My employers were having their data recovery test days at a site closer to my home address than my regular place of work – I’m not permitted to disclose precisely where – but nonetheless, I used the opportunity to get some more running into my week. I did five miles on the Wednesday, running part of my route along the Calder Hebble Navigation, but utilising the woodland nature reserve paths for most of the stretch. I then carried out a longer run on the Thursday, opting to head out through Greetland, and along the trails to Copley, joining the canal there.

After a punishing uphill through Greetland, I arrived to the next trail and followed it to its end, with the option to go right down a rocky path, or through a grassy trail which would actually take me further out than I wanted. I decided to stick to plan and turn right, but seemingly without warning I kicked a massive raised paving slab and was sent flying forward, stumbling forward, initially unable to stop until I managed to firmly plant my foot. Pain was shooting through the big toe on my right foot. I sat down on the path, took my sock and shoe off and inspected the damage. It was quite tender around the nail and I sensed there might have been some damage around the knuckle of the toe as well. I was nowhere near a bus route, so I opted to carry on in discomfort, gritting my teeth until I arrived in Copley village. I stopped by the entrance to the canal and looked to see if I had any buses I could catch home – however with none present, I decided to carry on. Gradually the pain went away, masked by adrenaline, and I ended up running the entire remainder back into Brighouse.

Once the adrenaline wore off, I was in a fair bit of discomfort at home. Although I could walk fine, it was carefully so and the toe still felt tender. I iced it for 20 minutes with a gel pack and took ibuprofen, and about an hour later I iced it again. I ended up sleeping quite early which prevented me from trying to treat it any further, however I woke up the following morning and seemed to walk fine on it, and with hardly any discomfort at all. It seemed I had dodged a bullet there – the nail felt a bit sensitive but nothing more and within a few days I can say its probably about 90% healed.

With faith in my body, or indeed my toe, restored, I booked into the Ilkley Trail Race (which actually happens today), a 6.9 mile run around the trails, woodland and moorland of Ilkley (but not Ilkley Moor itself). I needed something to do on the Bank Holiday, with my wife and kids going away, so this fit the bill tremendously. I decided to rest up on the Friday and Saturday and cancelled my race pace 10K yesterday, instead opting to run the distance steady along the Calder Hebble Navigation and Cromwell Bottom Nature Reserve once again, largely ignoring the watch and simply reconnecting with what nature gave us. And I loved it! It’s nice to run without paying attention to a watch or worrying about times. I’ve been round the Cromwell trails many times before, but rarely do I stop to run closer to the Calder. It was such a beautiful day for it, I felt absolutely relaxed running down one trail, heading up another, and rediscovering routes in and out of the reserve.

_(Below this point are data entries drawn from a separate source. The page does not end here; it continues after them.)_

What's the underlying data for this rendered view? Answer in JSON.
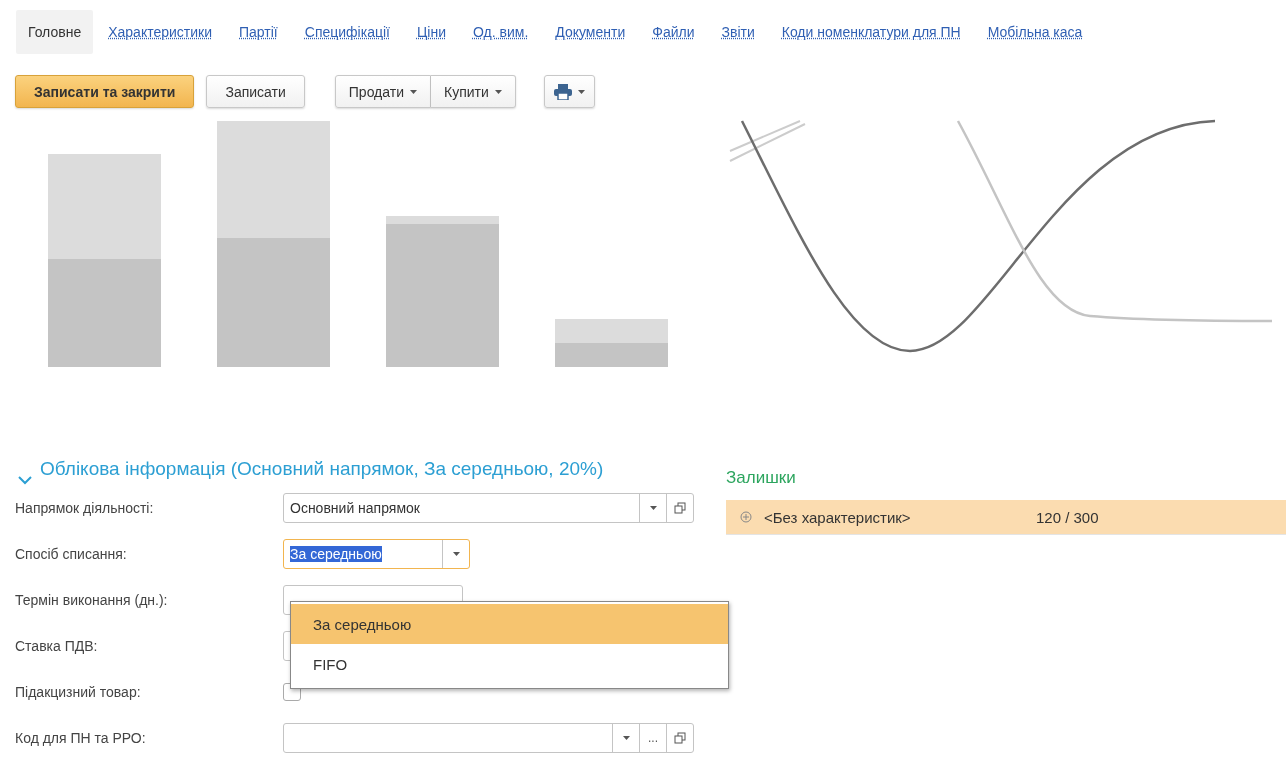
{
  "tabs": [
    {
      "label": "Головне",
      "selected": true
    },
    {
      "label": "Характеристики",
      "selected": false
    },
    {
      "label": "Партії",
      "selected": false
    },
    {
      "label": "Специфікації",
      "selected": false
    },
    {
      "label": "Ціни",
      "selected": false
    },
    {
      "label": "Од. вим.",
      "selected": false
    },
    {
      "label": "Документи",
      "selected": false
    },
    {
      "label": "Файли",
      "selected": false
    },
    {
      "label": "Звіти",
      "selected": false
    },
    {
      "label": "Коди номенклатури для ПН",
      "selected": false
    },
    {
      "label": "Мобільна каса",
      "selected": false
    }
  ],
  "toolbar": {
    "primary": "Записати та закрити",
    "save": "Записати",
    "group": [
      "Продати",
      "Купити"
    ]
  },
  "section": {
    "title": "Облікова інформація (Основний напрямок, За середньою, 20%)",
    "expanded": true,
    "fields": [
      {
        "label": "Напрямок діяльності:",
        "kind": "select",
        "value": "Основний напрямок"
      },
      {
        "label": "Спосіб списання:",
        "kind": "focused",
        "value": "За середньою"
      },
      {
        "label": "Термін виконання (дн.):",
        "kind": "input"
      },
      {
        "label": "Ставка ПДВ:",
        "kind": "input"
      },
      {
        "label": "Підакцизний товар:",
        "kind": "checkbox",
        "checked": false
      },
      {
        "label": "Код для ПН та РРО:",
        "kind": "select-more",
        "more": "..."
      }
    ]
  },
  "dropdown": [
    {
      "label": "За середньою",
      "selected": true
    },
    {
      "label": "FIFO",
      "selected": false
    }
  ],
  "stock": {
    "title": "Залишки",
    "rows": [
      {
        "name": "<Без характеристик>",
        "amount": "120 / 300",
        "selected": true
      }
    ]
  }
}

In the heart of the Cromwell Bottom Nature Reserve

Although the run on Sunday was enjoyable, it did begin with a jolt through my arch at the beginning, which did prompt me to stretch before continuing. It was a timely reminder that I’m not out of the woods and that this is likely going to be something I’ll need to give plenty of attention to prevent another flare up. So long as I am as diligent as I’ve been towards any injuries or discomfort in the past, I’m reasonably confident that I can manage and contain the problem, if not eradicate it completely.

The week off definitely felt necessary and I’m not at any sort of loss about it – and that I got a horrible cold at the same time ensured I could maximise my rest and recovery time. Given I was still in the four week post-marathon cycle, it seems right that my body reacted this way and basically told me to back off a bit. I can now look forward to Ilkley and the remainder of my training for Munich refreshed, recovered and fighting fit.